Erste Hinweise ergeben sich aus der Umgebung des Pferdes und seinem Verhalten. Ist die Futterkrippe blitzblank leer gefressen, die Tränke benutzt, die Einstreu nicht zerwühlt, und das Pferd begrüsst seinen Menschen wie gewohnt und wirkt dabei zufrieden und entspannt, dürfte alles in Ordnung sein. Warnsignale sind hingegen ein verändertes Fress-, Kot- und Harnabsatzverhalten, offensichtliches Unwohlsein, eine angespannte Gesichtsmimik, schnelle Atmung sowie Schwitzen, Scharren oder häufiges Hinlegen und Wälzen, was auf eine Kolik hindeuten kann. 

Diese Schmerzen im Bauch- oder Beckenraum können Organe wie Niere oder Blase betreffen, aber besonders oft den hochsensiblen Verdauungstrakt. Dieser ist anfällig für eine Vielzahl von Störungen, die von einer Magenverstimmung über eine Krampf-, Aufgasungs- oder Verstopfungskolik bis zu einem lebensbedrohlichen Darmverschluss reichen können. Eine Kolik ist daher immer ein Notfall und muss von einem Tierarzt beurteilt und behandelt werden. Das Gleiche gilt für alle grossflächigen, blutenden Verletzungen und starke Lahmheiten.

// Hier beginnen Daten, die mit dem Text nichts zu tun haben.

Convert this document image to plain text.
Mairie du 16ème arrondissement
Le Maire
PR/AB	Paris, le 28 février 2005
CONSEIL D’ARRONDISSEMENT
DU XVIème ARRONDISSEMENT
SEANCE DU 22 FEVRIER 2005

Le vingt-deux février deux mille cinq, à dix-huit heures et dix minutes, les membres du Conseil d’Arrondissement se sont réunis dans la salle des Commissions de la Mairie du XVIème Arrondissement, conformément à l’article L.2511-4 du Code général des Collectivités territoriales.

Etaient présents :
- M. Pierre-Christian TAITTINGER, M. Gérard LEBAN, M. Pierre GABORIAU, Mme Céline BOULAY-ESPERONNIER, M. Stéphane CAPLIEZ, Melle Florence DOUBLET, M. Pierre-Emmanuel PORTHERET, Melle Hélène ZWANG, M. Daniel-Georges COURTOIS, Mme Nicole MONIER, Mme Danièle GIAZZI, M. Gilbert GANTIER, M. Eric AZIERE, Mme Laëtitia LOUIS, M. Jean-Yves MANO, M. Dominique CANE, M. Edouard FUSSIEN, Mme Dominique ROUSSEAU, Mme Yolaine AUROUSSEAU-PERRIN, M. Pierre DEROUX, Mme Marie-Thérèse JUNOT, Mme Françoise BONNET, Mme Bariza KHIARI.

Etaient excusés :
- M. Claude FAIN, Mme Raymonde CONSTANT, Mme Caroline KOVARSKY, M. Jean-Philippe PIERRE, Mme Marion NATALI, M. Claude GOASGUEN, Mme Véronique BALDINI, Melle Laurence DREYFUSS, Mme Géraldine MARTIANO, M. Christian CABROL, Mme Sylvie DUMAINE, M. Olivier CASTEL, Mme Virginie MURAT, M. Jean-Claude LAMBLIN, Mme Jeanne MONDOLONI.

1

Eine tägliche Kontrolle, zum Beispiel während des Putzens vor und nach dem Reiten, gibt aber auch Rückschlüsse auf kleinere Veränderungen im äusseren Erscheinungsbild. Das Fell eines gesunden Pferdes ist glatt, glänzend und ohne Verletzungen und Schwellungen. Die Gesichtsmimik sollte entspannt sein, die Augen ruhig und klar, die Nüstern sauber und trocken. Das Pferd sollte ruhig und geräuscharm atmen. Ein rasselnder Atem, ein erhöhte Atemfrequenz, Atemnot, sichtbar aufgeblähte Nüstern oder Husten über mehrere Tage müssen abgeklärt werden. Probleme mit den Zähnen können vorliegen, wenn das Pferd übel aus dem Maul riecht, schlecht frisst oder Futter aus dem Maul fallen und sich nur noch widerwillig aufzäumen lässt.

Schwellungen, Schrammen, Wunden

Gesunde Pferdebeine fühlen sich kühl an, sie sollten «klar» sein, ohne offensichtliche Verletzungen, Schwellungen und Verdickungen. Letztere sind vor allem gefährlich, wenn sie sich im Bereich der Sehnen befinden – auch wenn das Pferd (noch) nicht lahm geht. Kleinere Wunden und Schrammen müssen bei Entdecken sofort desinfiziert und die nächsten Tage beobachtet werden. Schwillt der Bereich an, könnte eine Infektion vorliegen. Die Hufe sollten äus­serlich unversehrt sein – auch von unten. Wie die Beine sollten sie sich gleichmässig kühl anfühlen. 

Wärme deutet auf eine Entzündung hin, zum Beispiel der Huflederhaut. Ein Blick auf die Hufeisen verrät, ob diese regelmässig abgelaufen werden. Ist das nicht der Fall, könnte ein Problem am Bewegungsapparat vorliegen. Bei Verdacht auf eine Lahmheit lässt man sich das Pferd erst im Schritt, dann im Trab vorführen. Ist das Pferd hochgradig lahm, belastet es also schon im Stehen ein Bein nicht mehr und hinkt im Schritt deutlich, sollte es bis zum Eintreffen des Tierarztes nicht mehr bewegt werden. 

Weitere wichtige Hinweise liefern dem Tierarzt Veränderungen der sogenannten PAT-Werte: Puls (im Normalbereich 28 bis 40 Schläge), Atmung (8 bis 16 Atemzüge pro Minute) und Temperatur (zwischen 37 und 38 Grad). Um die leiseren Warnsignale des Pferdekörpers wahrzunehmen, braucht es manchmal ein sehr feines Gespür. Doch dieses wächst, je länger und je besser ein Reiter sein Pferd kennt. Wer seinen Vierbeiner über Jahre betreut, bemerkt meist schon in einem sehr frühen Stadium, dass etwas nicht stimmt, und kann entsprechend reagieren.